バルクロはサラが占い部屋として使っていた二階の最奥の部屋へと進み、垂れ幕をかき分けて中へ入った。
舞台のある通路側の垂れ幕を引き開けると、明かりが差し込み客の歓声が響いてくる。
「この部屋を使ってるの?」
「そうだよ。ここの人はみんな親切だね」
バルクロは舞台を見下ろせる位置に立ってサラを手招きする。眼下では虎の火の輪くぐりのショーが始まっていた。
「私に伝えたいことって何?」
「久しぶりに会ったんだ。もう少しゆっくり話そうよ」
バルクロはそう言って笑みを浮かべ、舞台に目を落とした。
「あの時、助けてくれてありがとう」
バルクロの隣に立って、サラも同じように舞台を見下ろす。それからゆっくりと息を吸ってその言葉を口にした。
ずっとちゃんと言いたかった言葉だ。思いがけずこんなところで伝えることになるとは思わなかった。
バルクロは照れたように俯いた。
「あれからすぐに君はいなくなった。すごく探したよ。せっかく仲良くなれると思ったのに」
そんな言葉と切ない眼差しを向けられて平気でいられる女性がいるだろうか。サラは慌てて目を逸らしながら謝ることしかできない。
「ごめんなさい……」
「また会えたからいいよ」
一際大きな歓声に二人の声がかき消されそうになる。サラは先程のバルクロのショーを思い出して言った。
「あなたが奇術師だったなんて知らなかった」
バルクロはゆっくりと体を反転させ、サラに向き直った。伏せた長い睫毛の下にある青い瞳は影になって見えない。
「僕は君が魔女の娘だって知っていたよ、サラ」
思いもかけない言葉だった。サラは息を飲んでバルクロの顔を見つめ返した。
「母親を探しているんだろ?」
「母を知っているの?」
サラは声を震わせながらバルクロに詰め寄る。
「いい物を見せてあげる」
バルクロはそう言うと部屋の中に入り、片隅にまとめられた荷物の中から小箱を取り出した。

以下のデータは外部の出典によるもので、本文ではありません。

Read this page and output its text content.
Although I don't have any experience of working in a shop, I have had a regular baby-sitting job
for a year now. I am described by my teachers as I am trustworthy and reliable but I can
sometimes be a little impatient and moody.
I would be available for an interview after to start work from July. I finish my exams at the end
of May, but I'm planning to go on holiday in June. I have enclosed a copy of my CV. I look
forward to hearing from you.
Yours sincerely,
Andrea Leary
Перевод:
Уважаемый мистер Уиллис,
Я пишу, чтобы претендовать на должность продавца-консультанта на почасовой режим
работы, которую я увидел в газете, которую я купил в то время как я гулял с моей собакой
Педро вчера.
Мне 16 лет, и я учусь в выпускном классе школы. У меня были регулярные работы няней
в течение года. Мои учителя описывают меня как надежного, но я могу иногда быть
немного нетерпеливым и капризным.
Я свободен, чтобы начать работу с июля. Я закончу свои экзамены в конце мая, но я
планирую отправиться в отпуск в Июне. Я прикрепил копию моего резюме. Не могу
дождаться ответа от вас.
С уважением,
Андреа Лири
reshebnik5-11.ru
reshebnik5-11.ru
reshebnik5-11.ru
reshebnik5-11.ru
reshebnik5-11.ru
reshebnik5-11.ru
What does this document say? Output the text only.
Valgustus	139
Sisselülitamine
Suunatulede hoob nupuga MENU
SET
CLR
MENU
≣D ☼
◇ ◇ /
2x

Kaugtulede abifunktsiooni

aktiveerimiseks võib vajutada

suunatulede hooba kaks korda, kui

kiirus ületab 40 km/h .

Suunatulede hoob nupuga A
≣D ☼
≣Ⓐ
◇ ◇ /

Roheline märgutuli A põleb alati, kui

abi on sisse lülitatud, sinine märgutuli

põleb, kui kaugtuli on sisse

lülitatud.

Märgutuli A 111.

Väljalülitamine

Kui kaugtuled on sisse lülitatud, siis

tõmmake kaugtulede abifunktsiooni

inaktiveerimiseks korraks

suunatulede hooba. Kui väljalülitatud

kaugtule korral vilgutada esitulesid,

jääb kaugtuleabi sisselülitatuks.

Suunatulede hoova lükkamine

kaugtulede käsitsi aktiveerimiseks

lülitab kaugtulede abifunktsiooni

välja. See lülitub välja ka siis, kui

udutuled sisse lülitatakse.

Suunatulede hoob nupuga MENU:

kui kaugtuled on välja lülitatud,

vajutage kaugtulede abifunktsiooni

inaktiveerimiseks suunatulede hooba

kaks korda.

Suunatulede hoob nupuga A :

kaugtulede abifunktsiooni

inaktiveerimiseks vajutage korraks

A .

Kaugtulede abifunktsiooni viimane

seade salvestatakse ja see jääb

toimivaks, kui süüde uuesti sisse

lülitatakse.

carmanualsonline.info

それはハイディが謎のベールの女性から受け取った箱によく似ていた。つまり、リリアのオルゴールとも似ているということだ。
「『癒しの箱』だよ。君のお母さん、ローラからもらったんだ」
バルクロと母ローラに接点があったとは夢にも思わなかった。母を探す手掛かりが目の前にあったと言うのに、サラは気付かず街を出ていたのだ。
「母を、……知っているの?」
「もちろん。僕のお師匠様だからね」
「今、どこにいるの?」
「それは……、サラよく聞いて。ローラを探してはいけない。彼女が君の前から姿を消したのは、君を守るためなんだ」
「嘘、なんで……」
今にも泣き出しそうなサラの両腕を掴んで、バルクロは言い聞かせるように繰り返した。